The Football Association has announced it will end all sponsorship arrangements with betting companies.
Is this the start of the separation between sport and gambling?
Declan Lynch of the Sunday Independent has written extensively about the negative impact of gambling on society. He thinks it will be "a very slow process."
"To have the actual governing body of football itself in a relationship with a betting company gives you a sense of the extraordinary level to which the gambling industry effectively owns football and other sports."
You only have to look at the relentless betting adverts during televised football matches to see the hold the industry has over the sport.
"The gambling industry is not cleverly infiltrating the game, it's doing it absolutely openly and with great fanfare," Declan said. "It's one of those things that's so big that nobody can see it anymore. You've created this generation of young men who are immensely vulnerable. Online betting in particular is such an addictive thing."
Declan Jordan, senior lecturer in economics at UCC, thinks society needs to take gambling addiction far more seriously.

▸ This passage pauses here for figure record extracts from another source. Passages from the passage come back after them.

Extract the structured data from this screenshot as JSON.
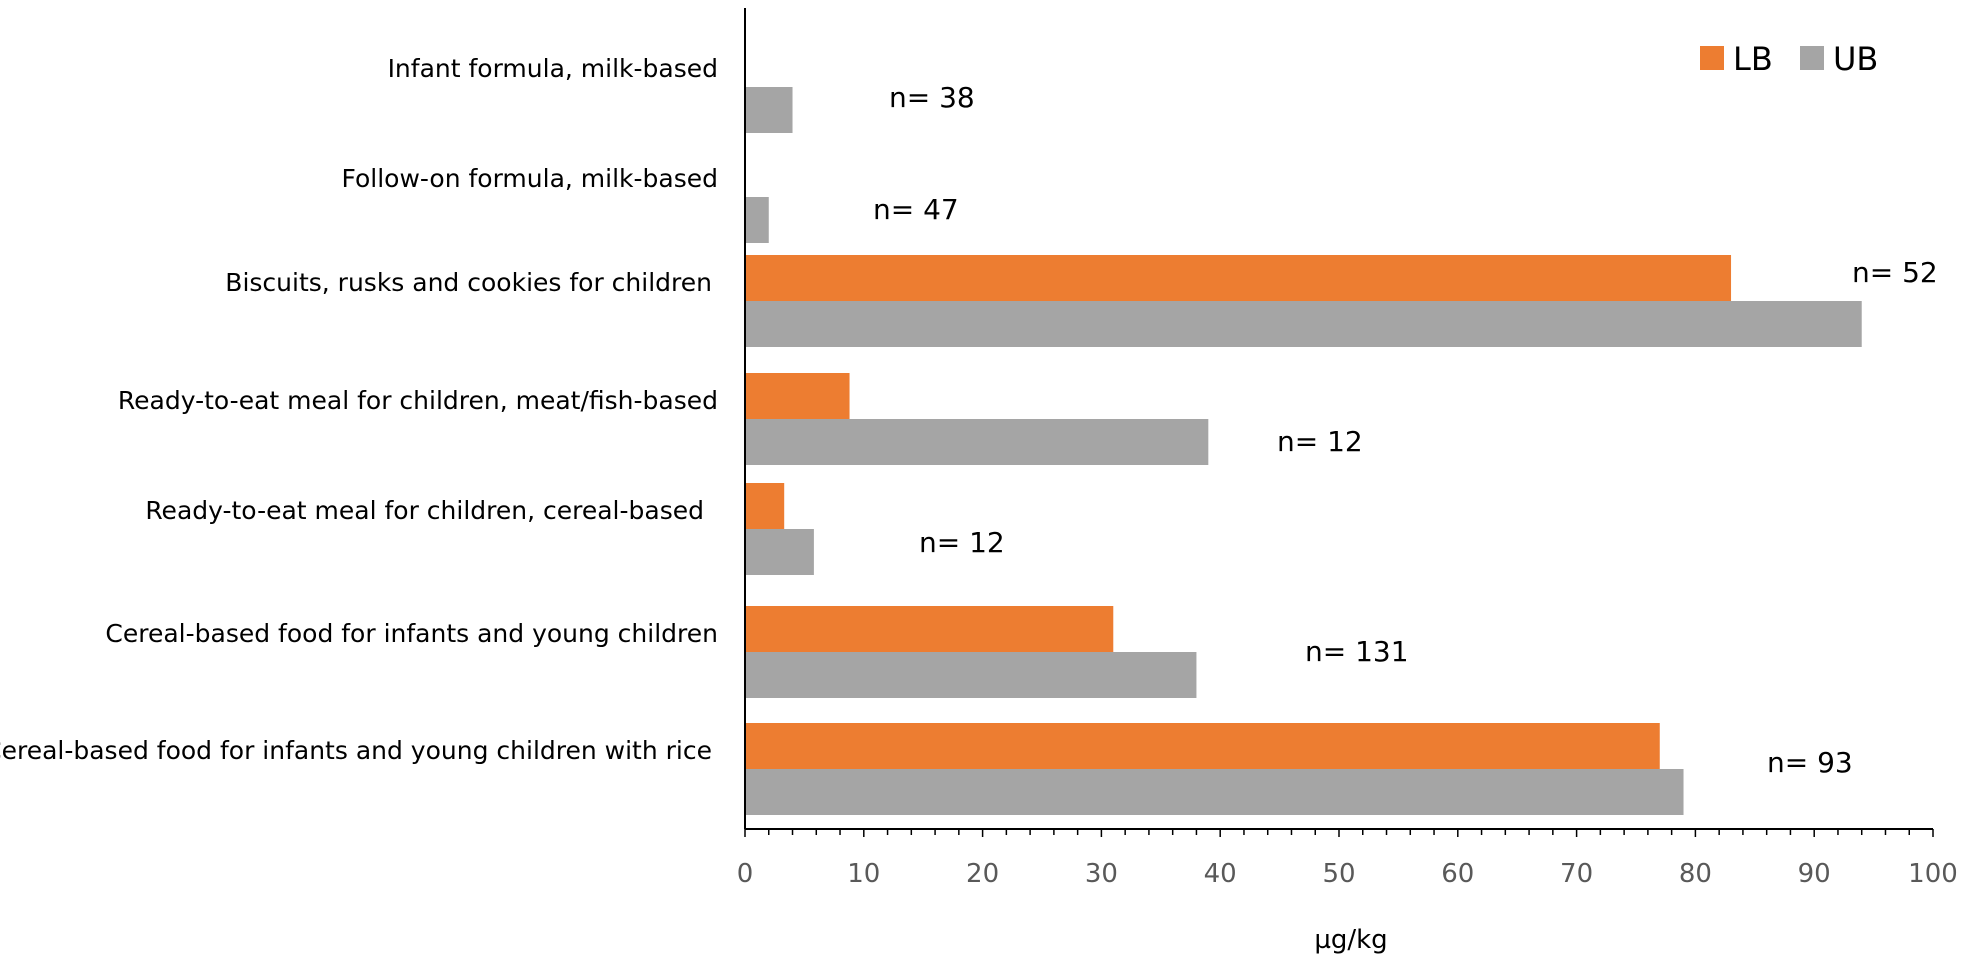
{
  "chart_data": {
    "type": "bar",
    "orientation": "horizontal",
    "title": "",
    "xlabel": "µg/kg",
    "ylabel": "",
    "xlim": [
      0,
      100
    ],
    "x_ticks": [
      0,
      10,
      20,
      30,
      40,
      50,
      60,
      70,
      80,
      90,
      100
    ],
    "grid": false,
    "legend_position": "top-right",
    "categories": [
      "Infant formula, milk-based",
      "Follow-on formula, milk-based",
      "Biscuits, rusks and cookies for children",
      "Ready-to-eat meal for children, meat/fish-based",
      "Ready-to-eat meal for children, cereal-based",
      "Cereal-based food for infants and young children",
      "Cereal-based food for infants and young children with rice"
    ],
    "series": [
      {
        "name": "LB",
        "color": "#ED7D31",
        "values": [
          0,
          0,
          83,
          8.8,
          3.3,
          31,
          77
        ]
      },
      {
        "name": "UB",
        "color": "#A5A5A5",
        "values": [
          4,
          2,
          94,
          39,
          5.8,
          38,
          79
        ]
      }
    ],
    "annotations": [
      "n= 38",
      "n= 47",
      "n= 52",
      "n= 12",
      "n= 12",
      "n= 131",
      "n= 93"
    ]
  }
}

"There's no doubt that gambling imposes more on families and loved ones who have to deal with the consequences of it. It's a particularly insidious form of addiction."
"The way we normally deal with addictions from a policy perspective is we tax them. In Ireland, we don't do that - in fact the tax on gambling is minuscule. We turn a blind eye to the negative effects of gambling in society. We leave it up to the industries to regulate themselves."